Protein is the building block of all tissue such as muscles, bones, heart, lungs, skin, and hair. The average teen needs ½ gram of protein per pound of body weight. More protein does not necessarily mean more growth and too much protein can have negative health effects. Bones are made of the minerals calcium, magnesium, zinc, copper, manganese and potassium, as well as vitamins D and K. Healthy fats continue to build a child’s brain, and brain development is key during adolescence as teens develop the ability to think abstractly, think long-term and make rational decisions.

Growing kids also need complex carbohydrates from vegetables and whole grains to give them energy, in the form of glycogen, to get through their long days of school, sports, extracurricular activities and hours of homework. The body can only store a certain amount of glycogen at a time so kids need to constantly replenish.

How can you help your teen eat all of these important nutrients when teens are notorious for hitting fast food joints with their friends, reaching for candy, and toting a Starbucks cup as a sign of their growing maturity and independence?

1. Keep healthy food accessible so they can grab and go.

2. Keep a jug of water out on the counter so they are reminded to hydrate.

3. At dinner, put extra “filler foods” (sweet potatoes, potatoes, winter squash, brown rice, quinoa, polenta, whole-wheat pasta, corn muffins) on the table along with the vegetables and protein.

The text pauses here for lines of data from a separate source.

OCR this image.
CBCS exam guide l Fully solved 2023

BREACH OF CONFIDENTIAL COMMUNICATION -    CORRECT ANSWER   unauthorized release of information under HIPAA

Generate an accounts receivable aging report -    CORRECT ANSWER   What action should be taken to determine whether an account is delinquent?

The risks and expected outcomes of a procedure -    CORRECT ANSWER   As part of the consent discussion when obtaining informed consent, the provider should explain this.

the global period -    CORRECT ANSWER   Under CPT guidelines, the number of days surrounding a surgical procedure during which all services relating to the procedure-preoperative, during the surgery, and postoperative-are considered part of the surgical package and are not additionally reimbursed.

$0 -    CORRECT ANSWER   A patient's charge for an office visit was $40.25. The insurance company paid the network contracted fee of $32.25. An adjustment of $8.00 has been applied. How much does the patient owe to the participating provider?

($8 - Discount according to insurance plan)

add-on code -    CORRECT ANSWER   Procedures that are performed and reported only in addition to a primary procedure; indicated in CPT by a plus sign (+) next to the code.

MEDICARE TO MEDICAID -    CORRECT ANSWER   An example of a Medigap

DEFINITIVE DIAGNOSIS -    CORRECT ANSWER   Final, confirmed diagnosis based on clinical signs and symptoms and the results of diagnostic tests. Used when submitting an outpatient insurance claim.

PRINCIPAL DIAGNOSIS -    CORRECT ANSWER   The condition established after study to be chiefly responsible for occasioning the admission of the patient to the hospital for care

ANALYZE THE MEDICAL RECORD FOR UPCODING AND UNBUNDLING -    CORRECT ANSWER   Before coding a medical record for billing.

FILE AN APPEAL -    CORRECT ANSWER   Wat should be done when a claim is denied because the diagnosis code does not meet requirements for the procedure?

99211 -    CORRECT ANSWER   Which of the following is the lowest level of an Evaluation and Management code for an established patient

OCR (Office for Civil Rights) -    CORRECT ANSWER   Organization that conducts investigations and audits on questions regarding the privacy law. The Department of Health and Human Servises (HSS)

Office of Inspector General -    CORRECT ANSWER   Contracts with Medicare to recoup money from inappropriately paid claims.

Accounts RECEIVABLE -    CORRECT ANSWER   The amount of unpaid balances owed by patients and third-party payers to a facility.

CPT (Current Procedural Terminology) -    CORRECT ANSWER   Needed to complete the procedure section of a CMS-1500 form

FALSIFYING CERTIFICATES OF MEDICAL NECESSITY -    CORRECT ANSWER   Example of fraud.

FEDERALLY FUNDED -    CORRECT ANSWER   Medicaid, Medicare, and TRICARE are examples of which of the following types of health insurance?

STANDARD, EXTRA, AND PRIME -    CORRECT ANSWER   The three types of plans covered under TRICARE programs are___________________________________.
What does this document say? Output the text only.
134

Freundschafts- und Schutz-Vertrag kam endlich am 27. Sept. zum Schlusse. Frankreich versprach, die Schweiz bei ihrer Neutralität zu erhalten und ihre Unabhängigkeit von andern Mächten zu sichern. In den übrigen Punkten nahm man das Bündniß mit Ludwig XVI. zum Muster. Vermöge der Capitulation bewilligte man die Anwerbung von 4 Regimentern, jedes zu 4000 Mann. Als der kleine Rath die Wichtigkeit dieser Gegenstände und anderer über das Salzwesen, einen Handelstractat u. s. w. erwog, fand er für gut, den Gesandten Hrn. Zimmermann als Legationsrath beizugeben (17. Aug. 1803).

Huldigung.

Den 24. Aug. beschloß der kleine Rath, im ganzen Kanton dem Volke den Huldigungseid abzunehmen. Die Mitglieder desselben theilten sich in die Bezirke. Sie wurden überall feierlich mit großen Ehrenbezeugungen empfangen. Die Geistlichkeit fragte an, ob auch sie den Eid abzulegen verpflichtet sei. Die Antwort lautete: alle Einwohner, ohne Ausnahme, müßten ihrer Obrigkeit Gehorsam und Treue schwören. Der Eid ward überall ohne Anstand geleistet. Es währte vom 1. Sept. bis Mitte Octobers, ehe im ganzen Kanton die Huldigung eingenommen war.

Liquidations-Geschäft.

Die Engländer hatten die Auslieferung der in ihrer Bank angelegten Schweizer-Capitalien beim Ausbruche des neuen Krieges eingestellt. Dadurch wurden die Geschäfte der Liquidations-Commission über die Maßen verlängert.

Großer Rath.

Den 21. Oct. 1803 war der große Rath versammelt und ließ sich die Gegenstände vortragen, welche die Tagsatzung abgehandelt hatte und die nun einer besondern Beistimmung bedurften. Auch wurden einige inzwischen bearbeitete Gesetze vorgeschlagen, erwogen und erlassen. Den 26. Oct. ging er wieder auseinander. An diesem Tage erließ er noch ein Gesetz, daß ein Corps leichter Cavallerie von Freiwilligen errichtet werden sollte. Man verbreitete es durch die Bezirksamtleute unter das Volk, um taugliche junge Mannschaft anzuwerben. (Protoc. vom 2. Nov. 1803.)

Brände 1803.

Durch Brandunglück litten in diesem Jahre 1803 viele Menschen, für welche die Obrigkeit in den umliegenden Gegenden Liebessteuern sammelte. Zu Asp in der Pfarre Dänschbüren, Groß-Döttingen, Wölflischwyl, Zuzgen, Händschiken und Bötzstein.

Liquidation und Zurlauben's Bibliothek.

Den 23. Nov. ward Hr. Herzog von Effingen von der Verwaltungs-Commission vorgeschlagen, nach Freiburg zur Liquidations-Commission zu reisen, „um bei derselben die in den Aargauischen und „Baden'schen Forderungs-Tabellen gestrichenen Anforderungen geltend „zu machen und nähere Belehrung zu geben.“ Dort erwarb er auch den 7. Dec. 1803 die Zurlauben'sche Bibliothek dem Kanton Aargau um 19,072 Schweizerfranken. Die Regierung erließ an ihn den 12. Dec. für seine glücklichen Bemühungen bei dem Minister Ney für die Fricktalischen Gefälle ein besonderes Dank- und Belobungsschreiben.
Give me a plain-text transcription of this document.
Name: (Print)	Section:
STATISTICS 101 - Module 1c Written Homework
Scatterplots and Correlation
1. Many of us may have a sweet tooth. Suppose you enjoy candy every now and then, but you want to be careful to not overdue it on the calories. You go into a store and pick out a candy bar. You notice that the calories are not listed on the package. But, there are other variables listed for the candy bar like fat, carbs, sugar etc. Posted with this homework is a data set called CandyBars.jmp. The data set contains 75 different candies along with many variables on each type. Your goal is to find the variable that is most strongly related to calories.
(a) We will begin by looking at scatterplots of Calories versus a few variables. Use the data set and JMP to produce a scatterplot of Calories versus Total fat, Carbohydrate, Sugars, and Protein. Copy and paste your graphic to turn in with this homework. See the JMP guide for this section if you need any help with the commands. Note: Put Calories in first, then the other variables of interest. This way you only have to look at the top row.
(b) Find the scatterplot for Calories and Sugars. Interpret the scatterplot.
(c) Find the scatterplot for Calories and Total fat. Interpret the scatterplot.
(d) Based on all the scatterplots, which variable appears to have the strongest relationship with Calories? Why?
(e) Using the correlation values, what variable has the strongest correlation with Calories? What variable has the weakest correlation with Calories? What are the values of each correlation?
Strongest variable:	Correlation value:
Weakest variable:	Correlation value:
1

4. Schedule mealtime so kids don’t miss a healthful meal or end up snacking their way through the day.

5. Have hummus and crackers or another healthy snack out when they get home. I often leave a plate of fruit and vegetables on my son’s desk for him to snack on while he studies. But don’t let snacks sabotage meals.

6. Offer a healthy bedtime snack, one that is sugar- and caffeine-free, especially if they stay up studying long after dinnertime.

7. Encourage your kids to eat to the 90:10 formula , with 90 percent of their food healthful and the other 10 percent sweets and treats. This helps them learn to self-moderate.

8. Encourage exercise because it keeps their metabolism firing, and supports sleep and healthy muscle growth.

9. Prioritize the family dinner as it is proven to help children develop better eating habits and closer relationships.

If you child is going through a growth spurt, it means he or she will be launching from your kitchen and your care soon. Kids will need to know how to feed themselves without your rules, home-cooked meals and healthy stocked pantry. Feed them well during the growing period so when they are gone, they know how to do it themselves.